Before you use Pai-Megatron-Patch to accelerate model training, you must install a Pai-Megatron-Patch image. This topic describes the limits and procedure of installing a Pai-Megatron-Patch image.
Limits
You can install a Pai-Megatron-Patch image only on GPU-accelerated instances.
The GPU driver version is 460.32 or later.
Procedure
Install a Pai-Megatron-Patch image in DLC
Deep Learning Containers (DLC) of Platform for AI (PAI) is a cloud-native all-in-one platform on which you can train deep learning models. DLC provides a flexible, stable, easy-to-use, and high-performance training environment. DLC supports various algorithms, including large-scale distributed deep learning algorithms and custom algorithm frameworks. This helps developers and enterprises reduce costs and improve efficiency.
DLC allows you to install custom images, including Pai-Megatron-Patch images. You need to only pass the URL of a Pai-Megatron-Patch image to DLC. Then, the system automatically installs the image. After the image is installed, you can perform ultra-large distributed training on multiple multi-GPU servers based on Pai-Megatron-Patch in DLC.
Perform the following steps to install a Pai-Megatron-Patch image:
Log on to the PAI console.
In the left-side navigation pane, click Workspaces. On the Workspaces page, click the name of the workspace that you want to manage.
In the left-side navigation pane of the Workspace page, choose Model Training > Deep Learning Containers (DLC). Click Create Job.
The following section describes the key parameters. You can configure other parameters based on your business requirements. For more information about the parameters, see Submit training jobs.
Basic Information: In the Image config section, select Image Address and enter the Pai-Megatron-Patch image address in the input box. Example:pai-image-manage-registry.cn-wulanchabu.cr.aliyuncs.com/pai/pytorch-training:2.0-ubuntu20.04-py3.10-cuda11.8-megatron-patch-llm.
Resource Configuration: Select Pytorch for the Framework parameter. In the Node Configuration section, select an instance type on the GPU Instance tab based on your business requirements.


Click Submit.
Install a Pai-Megatron-Patch image in DSW
Data Science Workshop (DSW) is a development environment in the cloud that is used for deep learning algorithm development. JupyterLab is integrated into DSW to allow DSW instances to provide plug-ins for custom development. You can launch Notebook to write, debug, and run Python code without the need to perform O&M configurations. DSW supports open source deep learning frameworks and provides an optimized TensorFlow framework that is developed by Alibaba Cloud. You can optimize compilation to improve the training performance.
DSW also allows you to install custom images. You need to only pass the URL of a Pai-Megatron-Patch image to DSW. Then, the system automatically installs the image. After the image is installed, you can accelerate training based on Pai-Megatron-Patch in DSW.

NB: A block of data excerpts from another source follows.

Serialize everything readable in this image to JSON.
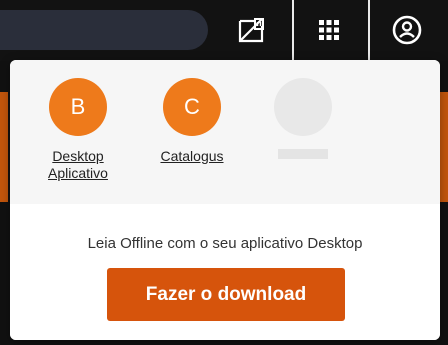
{
  "topbar": {
    "icons": [
      "no-sim-icon",
      "apps-grid-icon",
      "account-circle-icon"
    ]
  },
  "apps": [
    {
      "initial": "B",
      "label": "Desktop Aplicativo",
      "color": "#ee7a1b"
    },
    {
      "initial": "C",
      "label": "Catalogus",
      "color": "#ee7a1b"
    },
    {
      "initial": "",
      "label": "",
      "color": "#e8e8e8"
    }
  ],
  "offline": {
    "tagline": "Leia Offline com o seu aplicativo Desktop",
    "download_label": "Fazer o download"
  },
  "colors": {
    "accent": "#ee7a1b",
    "button": "#d6540c",
    "topbar": "#121212"
  }
}
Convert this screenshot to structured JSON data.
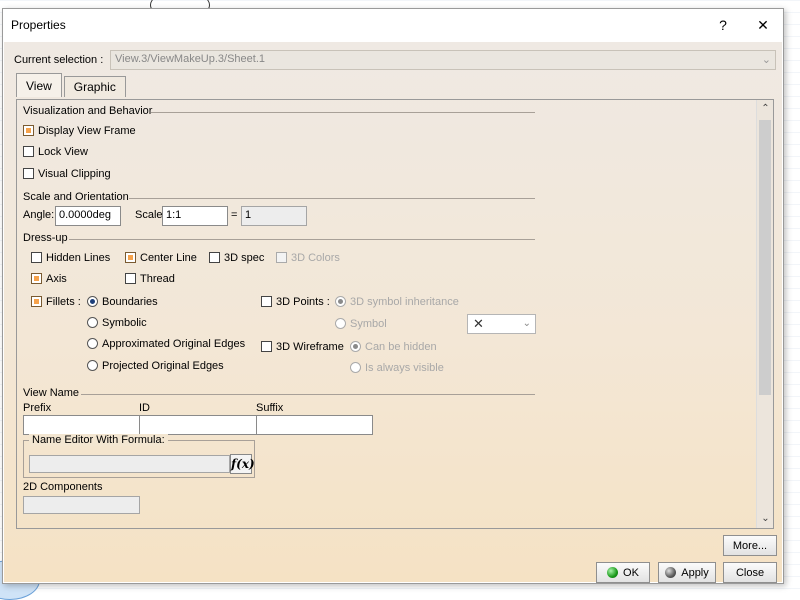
{
  "window": {
    "title": "Properties",
    "help_label": "?",
    "close_label": "✕"
  },
  "current_selection": {
    "label": "Current selection :",
    "value": "View.3/ViewMakeUp.3/Sheet.1"
  },
  "tabs": [
    {
      "label": "View",
      "active": true
    },
    {
      "label": "Graphic",
      "active": false
    }
  ],
  "visualization": {
    "title": "Visualization and Behavior",
    "display_view_frame": {
      "label": "Display View Frame",
      "checked": true
    },
    "lock_view": {
      "label": "Lock View",
      "checked": false
    },
    "visual_clipping": {
      "label": "Visual Clipping",
      "checked": false
    }
  },
  "scale": {
    "title": "Scale and Orientation",
    "angle_label": "Angle:",
    "angle_value": "0.0000deg",
    "scale_label": "Scale:",
    "scale_value": "1:1",
    "equals": "=",
    "result_value": "1"
  },
  "dressup": {
    "title": "Dress-up",
    "hidden_lines": {
      "label": "Hidden Lines",
      "checked": false
    },
    "center_line": {
      "label": "Center Line",
      "checked": true
    },
    "spec_3d": {
      "label": "3D spec",
      "checked": false
    },
    "colors_3d": {
      "label": "3D Colors",
      "checked": false,
      "disabled": true
    },
    "axis": {
      "label": "Axis",
      "checked": true
    },
    "thread": {
      "label": "Thread",
      "checked": false
    },
    "fillets": {
      "label": "Fillets :",
      "checked": true
    },
    "fillet_options": [
      {
        "label": "Boundaries",
        "selected": true
      },
      {
        "label": "Symbolic",
        "selected": false
      },
      {
        "label": "Approximated Original Edges",
        "selected": false
      },
      {
        "label": "Projected Original Edges",
        "selected": false
      }
    ],
    "points_3d": {
      "label": "3D Points :",
      "checked": false
    },
    "points_options": [
      {
        "label": "3D symbol inheritance",
        "selected": true
      },
      {
        "label": "Symbol",
        "selected": false
      }
    ],
    "symbol_select": "✕",
    "wireframe_3d": {
      "label": "3D Wireframe",
      "checked": false
    },
    "wireframe_options": [
      {
        "label": "Can be hidden",
        "selected": true
      },
      {
        "label": "Is always visible",
        "selected": false
      }
    ]
  },
  "view_name": {
    "title": "View Name",
    "prefix_label": "Prefix",
    "id_label": "ID",
    "suffix_label": "Suffix",
    "prefix_value": "",
    "id_value": "",
    "suffix_value": "",
    "formula_title": "Name Editor With Formula:",
    "formula_value": "",
    "fx_label": "f(x)"
  },
  "components": {
    "title": "2D Components",
    "value": ""
  },
  "buttons": {
    "more": "More...",
    "ok": "OK",
    "apply": "Apply",
    "close": "Close"
  }
}
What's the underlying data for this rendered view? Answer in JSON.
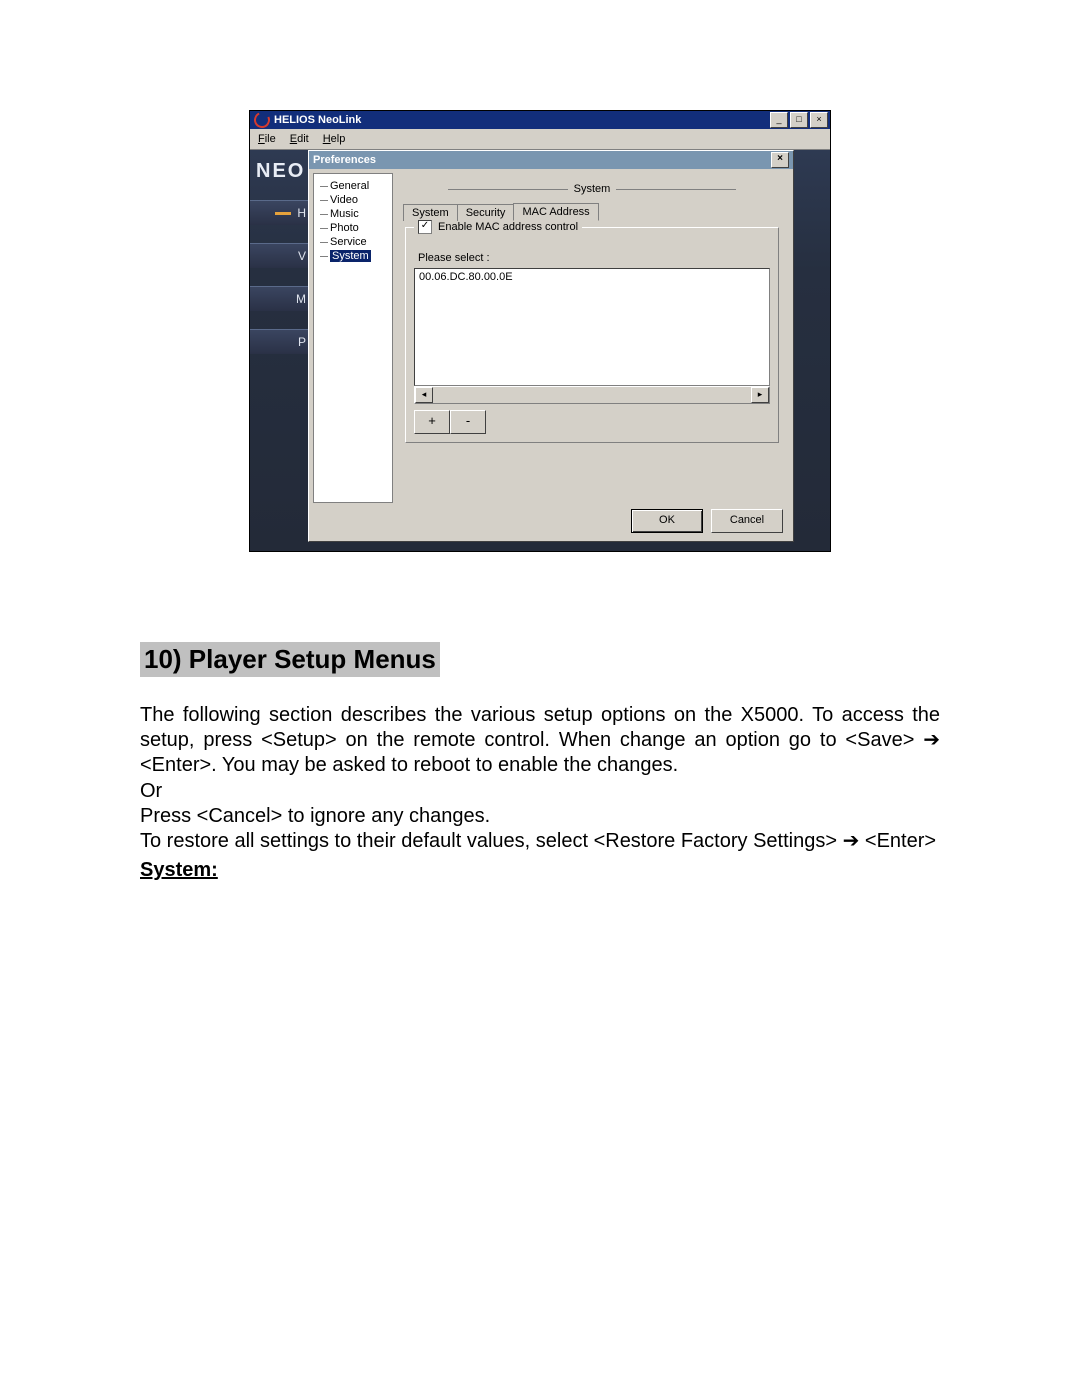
{
  "screenshot": {
    "window": {
      "title": "HELIOS NeoLink",
      "menus": {
        "file": "File",
        "edit": "Edit",
        "help": "Help"
      },
      "win_buttons": {
        "min": "_",
        "max": "□",
        "close": "×"
      }
    },
    "app": {
      "brand": "NEO",
      "left_tabs": [
        "H",
        "V",
        "M",
        "P"
      ]
    },
    "preferences": {
      "title": "Preferences",
      "close": "×",
      "tree": [
        "General",
        "Video",
        "Music",
        "Photo",
        "Service",
        "System"
      ],
      "tree_selected": "System",
      "panel_title": "System",
      "tabs": [
        "System",
        "Security",
        "MAC Address"
      ],
      "active_tab": "MAC Address",
      "checkbox_label": "Enable MAC address control",
      "checkbox_checked": true,
      "please_select": "Please select :",
      "list_entries": [
        "00.06.DC.80.00.0E"
      ],
      "buttons": {
        "plus": "+",
        "minus": "-",
        "ok": "OK",
        "cancel": "Cancel"
      }
    }
  },
  "doc": {
    "heading": "10) Player Setup Menus",
    "p1a": "The following section describes the various setup options on the X5000. To access the setup, press <Setup> on the remote control. When change an option go to <Save> ",
    "arrow": "➔",
    "p1b": " <Enter>. You may be asked to reboot to enable the changes.",
    "or": "Or",
    "p2": "Press <Cancel> to ignore any changes.",
    "p3a": "To restore all settings to their default values, select <Restore Factory Settings> ",
    "p3b": " <Enter>",
    "sub": "System:"
  }
}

Perform the following steps to install a Pai-Megatron-Patch image:
Log on to the PAI console.
In the left-side navigation pane, click Workspaces. On the Workspaces page, click the name of the workspace that you want to manage.
In the left-side navigation pane of the workspace page, choose Model Training > Data Science Workshop (DSW). Click Create Instance.
The following section describes the key parameters. You can configure other parameters based on your business requirements. For more information, see Create and manage DSW instances.
Resource Quota: Select an instance type on the GPU Specifications tab based on your business requirements.
Image config: Select Image URL and enter the Pai-Megatron-Patch image address in the input field. Example: pai-image-manage-registry.cn-wulanchabu.cr.aliyuncs.com/pai/pytorch-training:2.0-ubuntu20.04-py3.10-cuda11.8-megatron-patch-llm.


Click Next, confirm the information about the DSW instance, and then click Create Instance.
Use Pai-Megatron-Patch
After you install a Pai-Megatron-Patch image, you can view and use the sample code in the examples folder of Pai-Megatron-Patch.